In dieser Zeit, in der es noch keine hoch verarbeiteten Lebensmittel und auch keine modernen Ängste und kein orthorektisches Verhalten, also keine Fixierung auf eine besonders gesundheitsbewusste Ernährungsweise, gegeben habe, hätten die Menschen eine einfachere, intuitivere Beziehung zu ihren Mahlzeiten gepflegt. Mercola:
«Was mich am meisten fasziniert, ist, wie sich ihre Herangehensweise an das Essen von unserer modernen Sichtweise unterscheidet. Während wir uns oft mit komplexen Ernährungsregeln und Ernährungsbeschränkungen herumschlagen, konzentrierten sich unsere Vorfahren auf die Ernährung, auf das Feiern und darauf, das Beste aus den verfügbaren Zutaten zu machen.»
Der 70-Jährige regt an, einen Schritt zurück in die Vergangenheit zu machen und sich anzuschauen, was etwa im November auf dem Tisch unserer Ur-Ur-Ur-Großmütter gestanden habe. «Vielleicht inspirieren die Gerichte Sie zu Ihren eigenen kulinarischen Abenteuern!», so Mercola. Einige Gerichte sind in dem Beitrag auch explizit aufgeführt.

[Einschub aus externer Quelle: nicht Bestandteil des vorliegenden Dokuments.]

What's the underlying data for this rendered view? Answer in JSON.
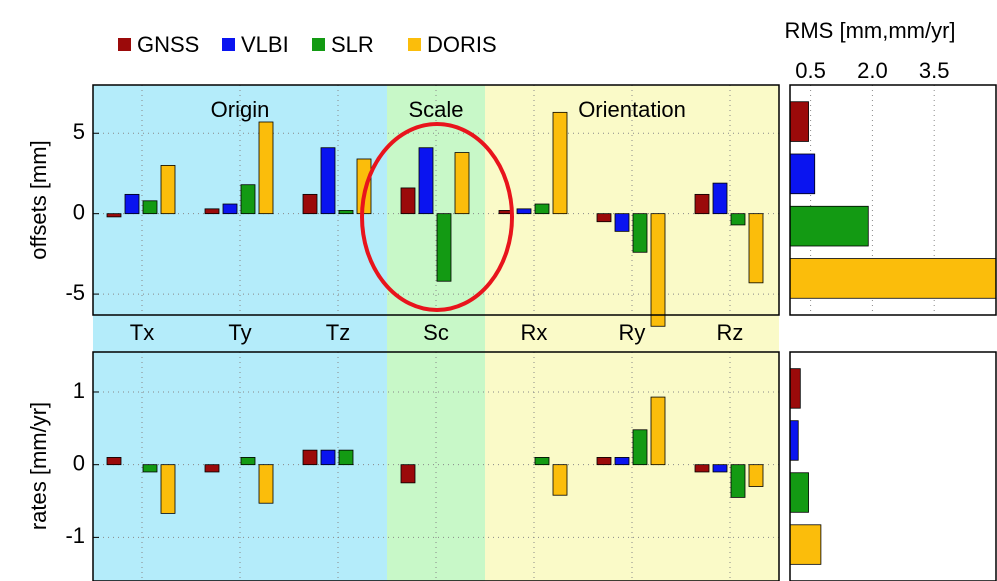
{
  "chart_data": [
    {
      "type": "bar",
      "ylabel": "offsets [mm]",
      "categories": [
        "Tx",
        "Ty",
        "Tz",
        "Sc",
        "Rx",
        "Ry",
        "Rz"
      ],
      "series": [
        {
          "name": "GNSS",
          "color": "#9b0a0a",
          "values": [
            -0.2,
            0.3,
            1.2,
            1.6,
            0.2,
            -0.5,
            1.2
          ]
        },
        {
          "name": "VLBI",
          "color": "#0a14f0",
          "values": [
            1.2,
            0.6,
            4.1,
            4.1,
            0.3,
            -1.1,
            1.9
          ]
        },
        {
          "name": "SLR",
          "color": "#139a13",
          "values": [
            0.8,
            1.8,
            0.2,
            -4.2,
            0.6,
            -2.4,
            -0.7
          ]
        },
        {
          "name": "DORIS",
          "color": "#fbbd0b",
          "values": [
            3.0,
            5.7,
            3.4,
            3.8,
            6.3,
            -7.0,
            -4.3
          ]
        }
      ],
      "ylim": [
        -6.3,
        8
      ],
      "yticks": [
        -5,
        0,
        5
      ],
      "grid": true,
      "regions": [
        {
          "label": "Origin",
          "first": 0,
          "last": 2,
          "color": "#b4ecfa"
        },
        {
          "label": "Scale",
          "first": 3,
          "last": 3,
          "color": "#c8f8c8"
        },
        {
          "label": "Orientation",
          "first": 4,
          "last": 6,
          "color": "#fafac8"
        }
      ]
    },
    {
      "type": "bar",
      "ylabel": "rates [mm/yr]",
      "series": [
        {
          "color": "#9b0a0a",
          "values": [
            0.1,
            -0.1,
            0.2,
            -0.25,
            0,
            0.1,
            -0.1
          ]
        },
        {
          "color": "#0a14f0",
          "values": [
            0,
            0,
            0.2,
            0,
            0,
            0.1,
            -0.1
          ]
        },
        {
          "color": "#139a13",
          "values": [
            -0.1,
            0.1,
            0.2,
            0,
            0.1,
            0.48,
            -0.45
          ]
        },
        {
          "color": "#fbbd0b",
          "values": [
            -0.67,
            -0.53,
            0,
            0,
            -0.42,
            0.93,
            -0.3
          ]
        }
      ],
      "ylim": [
        -1.6,
        1.55
      ],
      "yticks": [
        -1,
        0,
        1
      ],
      "grid": true
    },
    {
      "type": "hbar",
      "title": "RMS [mm,mm/yr]",
      "values": [
        0.45,
        0.6,
        1.9,
        5.0
      ],
      "colors": [
        "#9b0a0a",
        "#0a14f0",
        "#139a13",
        "#fbbd0b"
      ],
      "xlim": [
        0,
        5
      ],
      "xticks": [
        0.5,
        {
          "value": 2,
          "label": "2.0"
        },
        3.5
      ]
    },
    {
      "type": "hbar",
      "values": [
        0.25,
        0.2,
        0.45,
        0.75
      ],
      "colors": [
        "#9b0a0a",
        "#0a14f0",
        "#139a13",
        "#fbbd0b"
      ],
      "xlim": [
        0,
        5
      ]
    }
  ]
}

So hätten die Menschen aus der Zeit von vor rund 200 Jahren viel Nahrung bzw. Kalorien zu sich genommen, nicht gefastet und viele Kohlenhydrate gegessen. Zudem hätten sie hauptsächlich gesättigte Fette und wenig mehrfach ungesättigte Fettsäuren verzehrt, auch PUFA genannt (steht für polyunsaturated fatty acid), sowie B-Vitamin-reiche tierische Eiweißprodukte. All dies hätten die Menschen in täglich drei strukturierten Mahlzeiten (Frühstück, Abendessen, Abendbrot) zu sich genommen.

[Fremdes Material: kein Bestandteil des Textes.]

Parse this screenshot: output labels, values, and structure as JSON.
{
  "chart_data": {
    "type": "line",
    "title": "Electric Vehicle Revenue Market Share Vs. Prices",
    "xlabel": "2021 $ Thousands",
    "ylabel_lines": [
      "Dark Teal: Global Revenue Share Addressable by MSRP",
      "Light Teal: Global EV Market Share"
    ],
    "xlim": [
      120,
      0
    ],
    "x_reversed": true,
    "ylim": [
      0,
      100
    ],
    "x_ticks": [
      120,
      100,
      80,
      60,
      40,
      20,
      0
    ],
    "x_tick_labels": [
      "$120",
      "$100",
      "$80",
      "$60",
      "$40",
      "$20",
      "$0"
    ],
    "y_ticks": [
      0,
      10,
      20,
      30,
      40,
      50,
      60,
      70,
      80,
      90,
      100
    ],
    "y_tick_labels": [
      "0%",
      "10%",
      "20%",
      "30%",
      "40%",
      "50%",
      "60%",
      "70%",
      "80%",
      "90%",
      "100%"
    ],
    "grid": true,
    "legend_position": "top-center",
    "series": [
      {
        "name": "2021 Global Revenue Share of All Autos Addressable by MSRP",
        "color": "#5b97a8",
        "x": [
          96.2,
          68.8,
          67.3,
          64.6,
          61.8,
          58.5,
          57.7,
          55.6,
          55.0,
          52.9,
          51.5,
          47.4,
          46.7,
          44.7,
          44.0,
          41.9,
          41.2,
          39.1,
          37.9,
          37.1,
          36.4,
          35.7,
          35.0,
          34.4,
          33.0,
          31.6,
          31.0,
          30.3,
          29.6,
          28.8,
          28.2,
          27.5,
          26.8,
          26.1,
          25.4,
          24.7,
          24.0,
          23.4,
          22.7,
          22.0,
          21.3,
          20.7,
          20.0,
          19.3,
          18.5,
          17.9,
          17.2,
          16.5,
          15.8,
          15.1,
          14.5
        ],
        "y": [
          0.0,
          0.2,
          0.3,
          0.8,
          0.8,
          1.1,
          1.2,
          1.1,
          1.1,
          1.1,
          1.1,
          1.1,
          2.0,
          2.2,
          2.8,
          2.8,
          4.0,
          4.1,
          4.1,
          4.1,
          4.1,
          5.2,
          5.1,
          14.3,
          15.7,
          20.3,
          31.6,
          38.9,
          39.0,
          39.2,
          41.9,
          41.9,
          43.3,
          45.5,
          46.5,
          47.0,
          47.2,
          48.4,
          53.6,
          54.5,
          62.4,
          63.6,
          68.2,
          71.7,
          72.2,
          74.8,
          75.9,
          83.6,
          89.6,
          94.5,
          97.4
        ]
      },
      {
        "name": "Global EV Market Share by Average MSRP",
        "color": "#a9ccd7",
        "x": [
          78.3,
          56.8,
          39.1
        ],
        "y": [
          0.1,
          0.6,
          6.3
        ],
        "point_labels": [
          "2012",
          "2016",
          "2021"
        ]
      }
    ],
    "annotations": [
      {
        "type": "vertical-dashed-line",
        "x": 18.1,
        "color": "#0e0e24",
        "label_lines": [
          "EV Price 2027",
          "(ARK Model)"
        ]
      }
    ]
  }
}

Dabei sei eine der größten Veränderungen im Vergleich zur heutigen Ernährungsweise in den USA die Art des verzehrten Fetts.
Mercola macht außerdem darauf aufmerksam, dass seit den 1930er Jahren die Entwicklung chronischer Krankheiten um 700 Prozent zugenommen habe. Während damals 7,5 Prozent der Bevölkerung an einer oder mehreren chronischen Krankheiten gelitten hätten, seien es nunmehr 60 Prozent der Bevölkerung. Bemerkenswert in diesem Zusammenhang sei, dass sich in den 1950er Jahren die Ernährungsempfehlungen erheblich geändert hätten, vor allem in Bezug auf gesättigte Fette und tierische Produkte, was wiederum die Ernährungsweise der US-Bevölkerung merklich verändert habe. Mercola weiter:
«Um Ihre Gesundheit zu optimieren, sollten Sie zu einfacheren Ernährungsprinzipien zurückkehren: Kochen Sie zu Hause, verwenden Sie hochwertige Zutaten im Rahmen Ihrer Möglichkeiten, bleiben Sie aktiv und stellen Sie Zufriedenheit über strenge Ernährungsregeln.»
Was Mercola hier mit Zufriedenheit meint, dürfte in die Richtung dessen gehen, was Brogan mit dem Terminus «innerer Guru» besetzt.